"With the proposed prison closures and the recent shuttering of Pfizer, allowing an institution like North Country to work closely with private industry is going to be important, moving forward," she said.
But Smith said allowing SUNY to set tuition on a school-by-school basis isn't all it's cracked up to be. He thinks it will force low-income students away from their schools of choice.
"The feedback that I got was that there wasn't a lot of support for the Governor's plan," Smith said. "I think that there's going to be some difficulty in getting this through. And for SUNY's sake, I hope that's the case."
Assemblywoman Janet Duprey agreed that reaction to Paterson's SUNY tuition proposal has been mixed, but she thinks if the legislation is detailed correctly, it could work.

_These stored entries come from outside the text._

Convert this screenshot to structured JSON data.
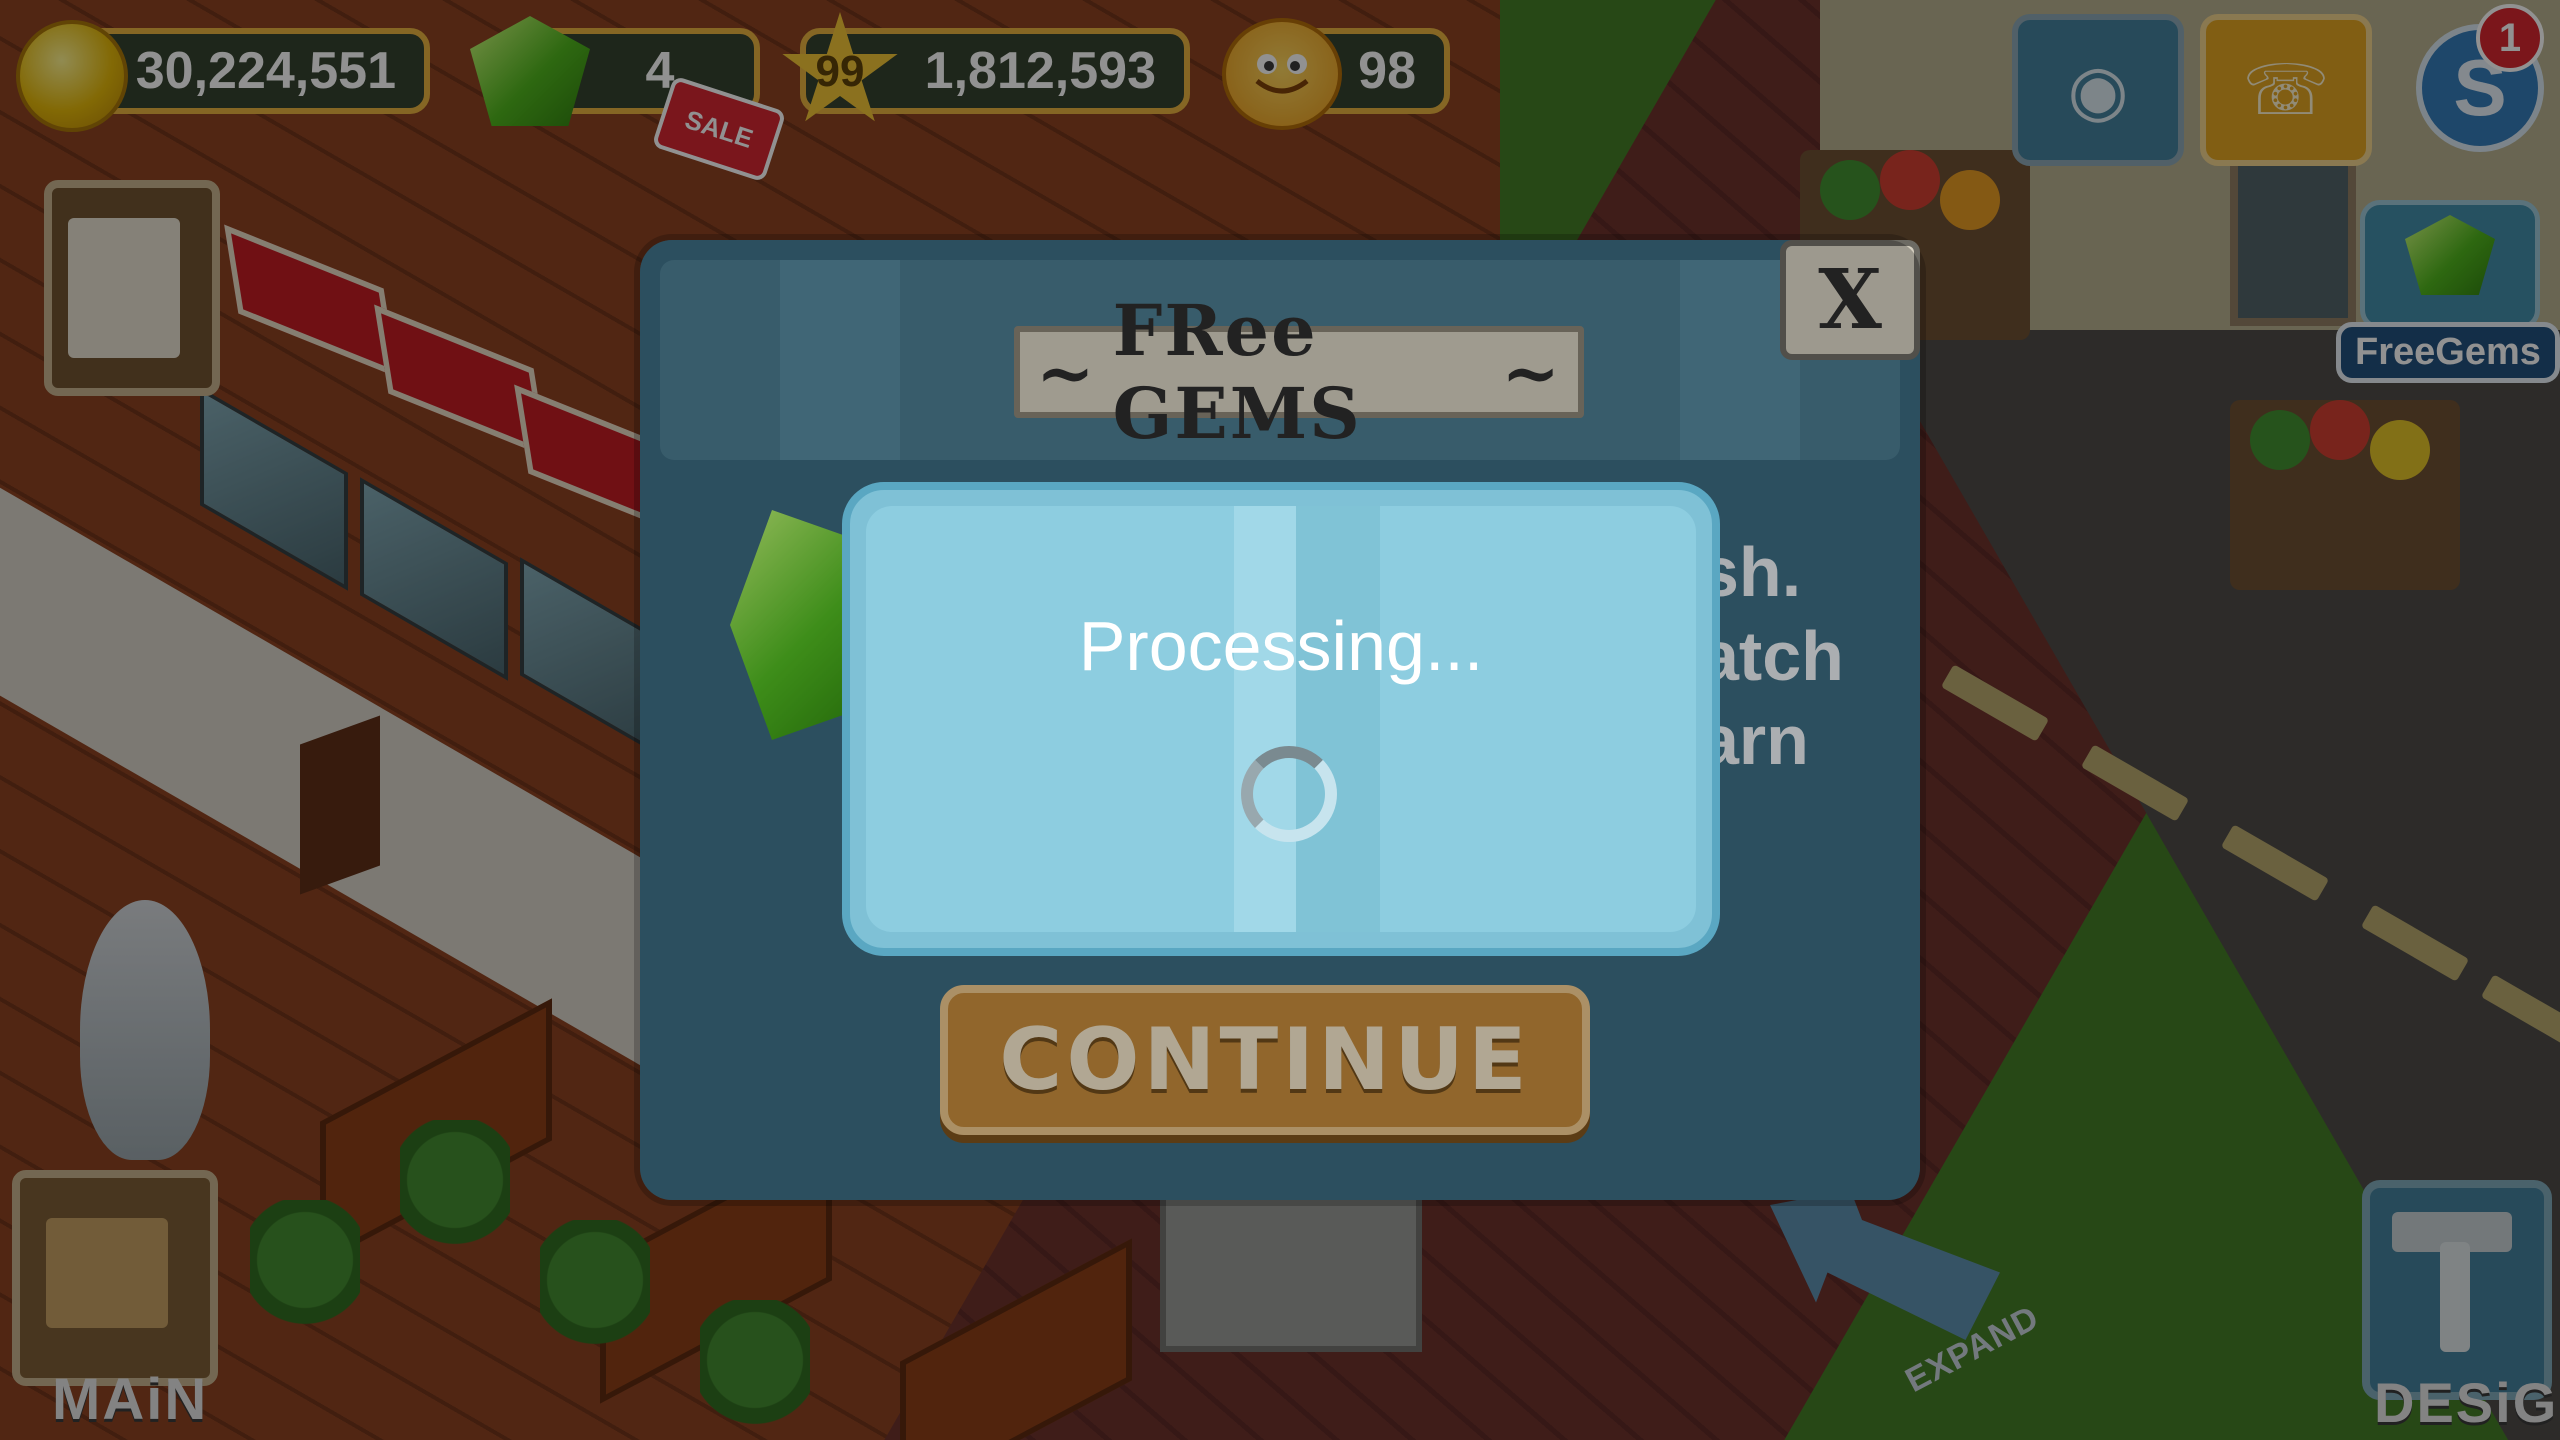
{
  "hud": {
    "coins": "30,224,551",
    "gems": "4",
    "sale_label": "SALE",
    "level": "99",
    "experience": "1,812,593",
    "happiness": "98",
    "notification_count": "1",
    "freegems_label": "FreeGems"
  },
  "bottom_bar": {
    "main_label": "MAiN",
    "design_label": "DESiGN",
    "expand_label": "EXPAND"
  },
  "dialog": {
    "title": "FRee GEMS",
    "close_label": "X",
    "body_fragments": [
      "sh.",
      "atch",
      "arn"
    ],
    "continue_label": "CONTINUE"
  },
  "processing": {
    "label": "Processing..."
  },
  "colors": {
    "dialog_bg": "#3a6a80",
    "processing_bg": "#8dcde0",
    "continue_bg": "#c58a39",
    "hud_border": "#e9b13a"
  },
  "icons": [
    "coin-icon",
    "gem-icon",
    "star-icon",
    "smiley-icon",
    "camera-icon",
    "telephone-icon",
    "social-icon",
    "freegems-tv-icon",
    "clipboard-icon",
    "hammer-icon",
    "expand-arrow-icon"
  ]
}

"Many of the administrators are enthused about it," she said. "There are some courses that are more expensive to operate and they could flex what they do and how many courses are offered and be able to increase their revenue accordingly so that those who are taking the less expensive courses are paying less."
Duprey acknowledged the concern that Paterson's proposal will shut out some students from some schools; but she said nothing is set in stone yet.
"We have to start thinking outside of the box," Duprey said. "I think this is going to be a good discussion - If it hurts out colleges, we don't want to do it; but funding is being cut so we're all being forced to look at alternative ways to fund what we do."